科学哲学という「方法」とキリスト教神学

quelo42005-12-13



『科学哲学の冒険』という本を読みました(=写真)。内容的には、

科学的実在論自然主義の立場から、科学哲学の現状の大きな見取り図を、対話形式のきわめて平易な言葉でスッキリと呑み込ませてくれる。
主要な仮想敵として設定されるのは、思想界・哲学界で現在なお大きな影響力を保っている反実在論相対主義・社会構成主義などで、ものすごく大雑把に括るならポストモダン派。そういう意味では本書は、アクロバティックな立論を退け、むしろ日常的な素朴な信念に寄り添っていこうとする近年顕著な思想潮流の一翼を担っている。

という、Amazonにある、「モワノンプリュ」さんのレビューが、本の内容をよく説明していますが、科学(ことに自然科学)の営みに対し、論理・認識・存在の角度から、ちょっと待った、と留保しようとする哲学者たちに対して、全面防衛戦を挑んでいる、という印象です。これが「科学哲学」というものか、という印象です。


さて、この本を読むと、実証科学だからこそ、どんな実験をしようが観測をしようが、「ほんとにそれって正しいの?」っていう懐疑にさらされていく、その正当化が問題となるようですが、では、人文科学はいいのか?と、そういう感じがします。特に神学。どこで「正しさ」を担保するのか? 科学哲学の議論のように、同じ土俵で論じる慎重さが求められると思います。

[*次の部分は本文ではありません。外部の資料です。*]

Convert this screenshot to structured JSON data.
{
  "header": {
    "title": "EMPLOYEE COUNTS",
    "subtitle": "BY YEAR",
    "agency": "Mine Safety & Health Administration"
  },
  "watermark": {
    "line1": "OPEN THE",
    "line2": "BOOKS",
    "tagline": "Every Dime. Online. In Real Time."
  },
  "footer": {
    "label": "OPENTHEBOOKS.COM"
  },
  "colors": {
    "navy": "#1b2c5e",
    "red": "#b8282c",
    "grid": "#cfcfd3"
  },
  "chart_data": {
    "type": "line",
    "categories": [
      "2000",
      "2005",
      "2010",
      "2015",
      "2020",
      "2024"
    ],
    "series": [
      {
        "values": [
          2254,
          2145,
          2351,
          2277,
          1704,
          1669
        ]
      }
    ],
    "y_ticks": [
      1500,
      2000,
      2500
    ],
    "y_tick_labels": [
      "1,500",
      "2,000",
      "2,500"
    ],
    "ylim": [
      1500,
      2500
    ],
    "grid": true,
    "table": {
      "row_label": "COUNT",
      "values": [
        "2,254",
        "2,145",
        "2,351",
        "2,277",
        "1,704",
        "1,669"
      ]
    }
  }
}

本書の中で「科学の目的とは何か?」という問いが試されていて、つまりそれは、1)実在システム=世界について、真なる文の集まりに到達すること(科学的実在論)、2)経験的に十全な理論を立てること。観察可能なものについて経験して分かっていることが全部出てくるような理論を立てて現象を救うこと(反実在論者)、3)実在システムに重要な点でよく似たモデルを作ること、しかも、その表象は文だけに限らない。私にとっての神学の目的もこの3)に近いような気がしています。特に実証科学の成果を神学が採り入れるようになったとき、「神の国」ワードや「み旨」ワードだけでは始末の着かない問題に、ある程度の決着をつけていくのに、こういう枠組みについての議論が大切?(我らがフェローには、1)を素朴に目指している人が多いような気がして、それではすまされないんじゃないか?と思う次第) まだまだ考えが整理されていませんが・・・。